The area of $A_1$ and $A_2$, is the same and i got it with this way:
Since, the $\angle{GDH} = 90$ and the median from this angle to the base $HG$, that is the altitude of the triangle $DGH$, will measure the half of the $HG$ side.
And the $HG$ side by Pythagorean theorem, will be $\sqrt{a^2 + b^2}$, that will be the base of the triangle.
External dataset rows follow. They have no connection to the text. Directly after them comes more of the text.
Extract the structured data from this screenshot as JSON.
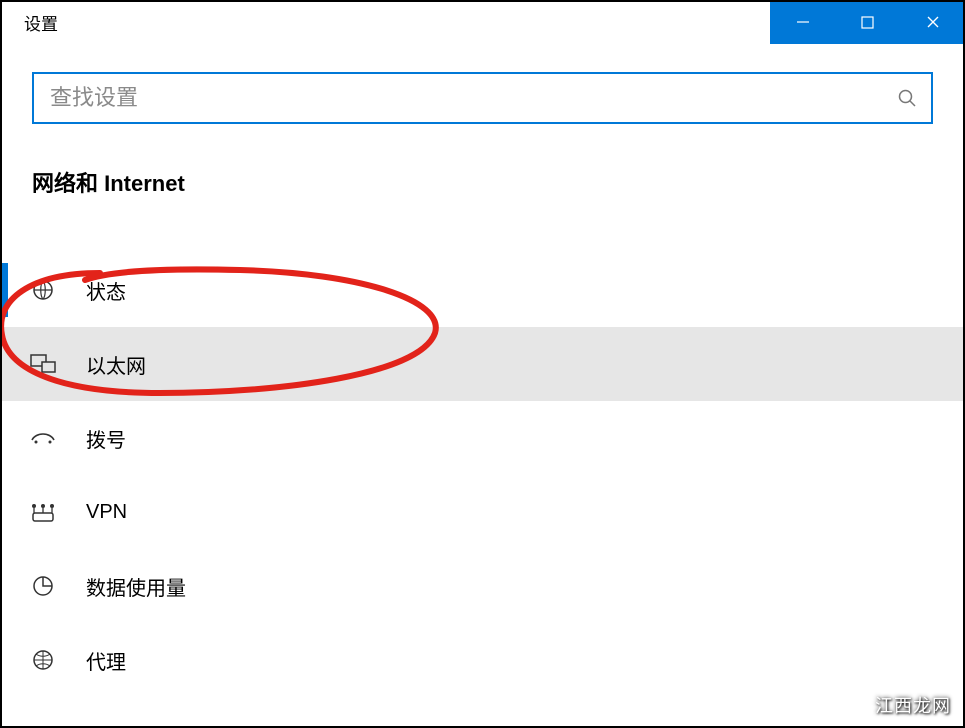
{
  "titlebar": {
    "title": "设置"
  },
  "search": {
    "placeholder": "查找设置"
  },
  "category": {
    "title": "网络和 Internet"
  },
  "nav": {
    "items": [
      {
        "icon": "status-icon",
        "label": "状态"
      },
      {
        "icon": "ethernet-icon",
        "label": "以太网"
      },
      {
        "icon": "dialup-icon",
        "label": "拨号"
      },
      {
        "icon": "vpn-icon",
        "label": "VPN"
      },
      {
        "icon": "data-icon",
        "label": "数据使用量"
      },
      {
        "icon": "proxy-icon",
        "label": "代理"
      }
    ]
  },
  "watermark": "江西龙网"
}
And the altitude will be: $\frac{\sqrt{a^2 + b^2}}{2} $,
So the Area of $A_1 = \frac{a^2 + b^2}{4}$
So, $A_1 + A_2 = \frac{a^2 + b^2}{2}$
Then, $64 – (\frac{a^2 + b^2}{2}) = S$
And, $-(a^2 – 8ab + b^2) = 2S$
And I have not been able to continue from here, what should I do? Thanks in advance.
Best Answer
Hint:
there are eight small red triangles all with the same area
six of them are shaded